Hey Pentti, We Did It Again!: Differentiable vector-symbolic types that prove polynomial termination
This work aims to model human mental representations and their acquisition more accurately, potentially advancing AI in cognitive modeling and program synthesis.
The authors tackled the problem of program synthesis for skill acquisition by introducing Doug, a typed language encoded in a vector-symbolic architecture that ensures all typed programs halt in polynomial time, with types being learnable by neural networks and enabling human-like skill acquisition efficiency.

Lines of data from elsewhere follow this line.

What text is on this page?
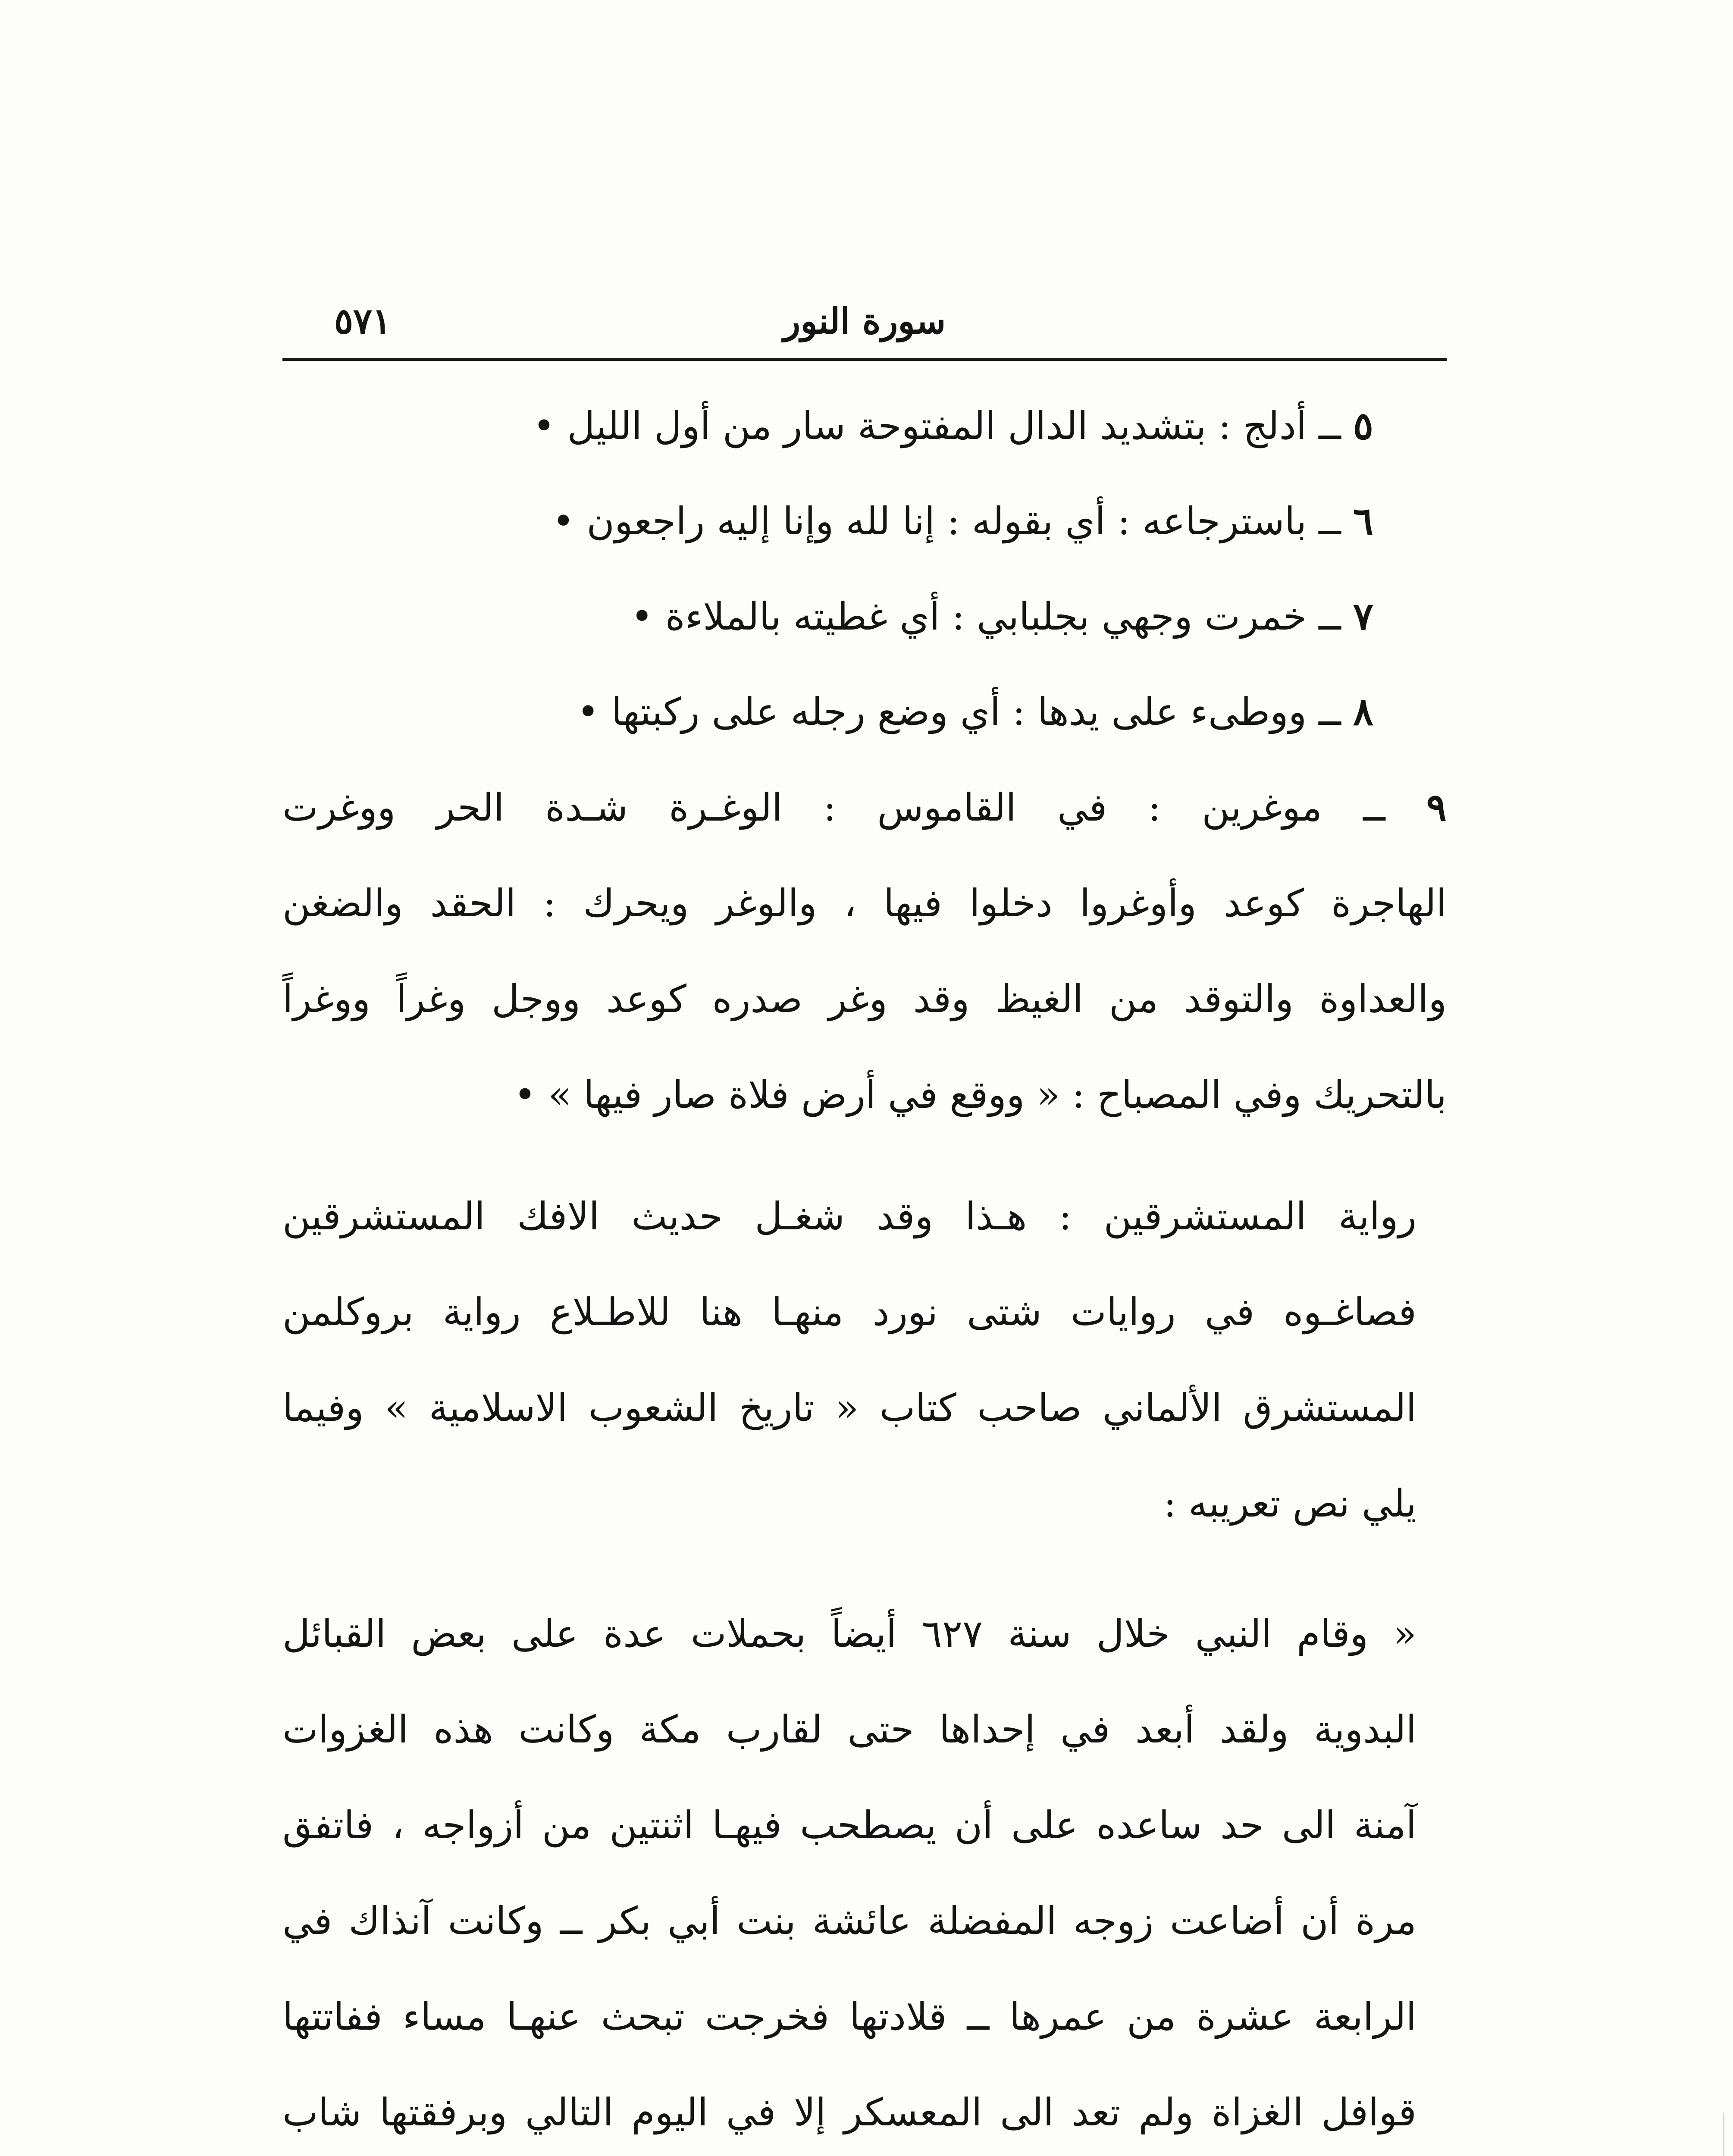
سورة النور
٥٧١
٥ ــ أدلج : بتشديد الدال المفتوحة سار من أول الليل •
٦ ــ باسترجاعه : أي بقوله : إنا لله وإنا إليه راجعون •
٧ ــ خمرت وجهي بجلبابي : أي غطيته بالملاءة •
٨ ــ ووطىء على يدها : أي وضع رجله على ركبتها •
٩ ــ موغرين : في القاموس : الوغـرة شـدة الحر ووغرت
الهاجرة كوعد وأوغروا دخلوا فيها ، والوغر ويحرك : الحقد والضغن
والعداوة والتوقد من الغيظ وقد وغر صدره كوعد ووجل وغراً ووغراً
بالتحريك وفي المصباح : « ووقع في أرض فلاة صار فيها » •
رواية المستشرقين : هـذا وقد شغـل حديث الافك المستشرقين
فصاغـوه في روايات شتى نورد منهـا هنا للاطـلاع رواية بروكلمن
المستشرق الألماني صاحب كتاب « تاريخ الشعوب الاسلامية » وفيما
يلي نص تعريبه :
« وقام النبي خلال سنة ٦٢٧ أيضاً بحملات عدة على بعض القبائل
البدوية ولقد أبعد في إحداها حتى لقارب مكة وكانت هذه الغزوات
آمنة الى حد ساعده على أن يصطحب فيهـا اثنتين من أزواجه ، فاتفق
مرة أن أضاعت زوجه المفضلة عائشة بنت أبي بكر ــ وكانت آنذاك في
الرابعة عشرة من عمرها ــ قلادتها فخرجت تبحث عنهـا مساء ففاتتها
قوافل الغزاة ولم تعد الى المعسكر إلا في اليوم التالي وبرفقتها شاب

We present a typed computer language, Doug, in which all typed programs may be proved to halt in polynomial time, encoded in a vector-symbolic architecture (VSA). Doug is just an encoding of the light linear functional programming language (LLFPL) described by (Schimanski2009, ch. 7). The types of Doug are encoded using a slot-value encoding scheme based on holographic declarative memory (HDM; Kelly, 2020). The terms of Doug are encoded using a variant of the Lisp VSA defined by (Flanagan, 2024). Doug allows for some points on the embedding space of a neural network to be interpreted as types, where the types of nearby points are similar both in structure and content. Types in Doug are therefore learnable by a neural network. Following (Chollet, 2019), (Card, 1983), and (Newell, 1981), we view skill as the application of a procedure, or program of action, that causes a goal to be satisfied. Skill acquisition may therefore be expressed as program synthesis. Using Doug, we hope to describe a form of learning of skilled behaviour that follows a human-like pace of skill acquisition (i.e., substantially faster than brute force; Heathcote, 2000), exceeding the efficiency of all currently existing approaches (Kaplan, 2020; Jones, 2021; Chollet, 2024). Our approach brings us one step closer to modeling human mental representations, as they must actually exist in the brain, and those representations' acquisition, as they are actually learned.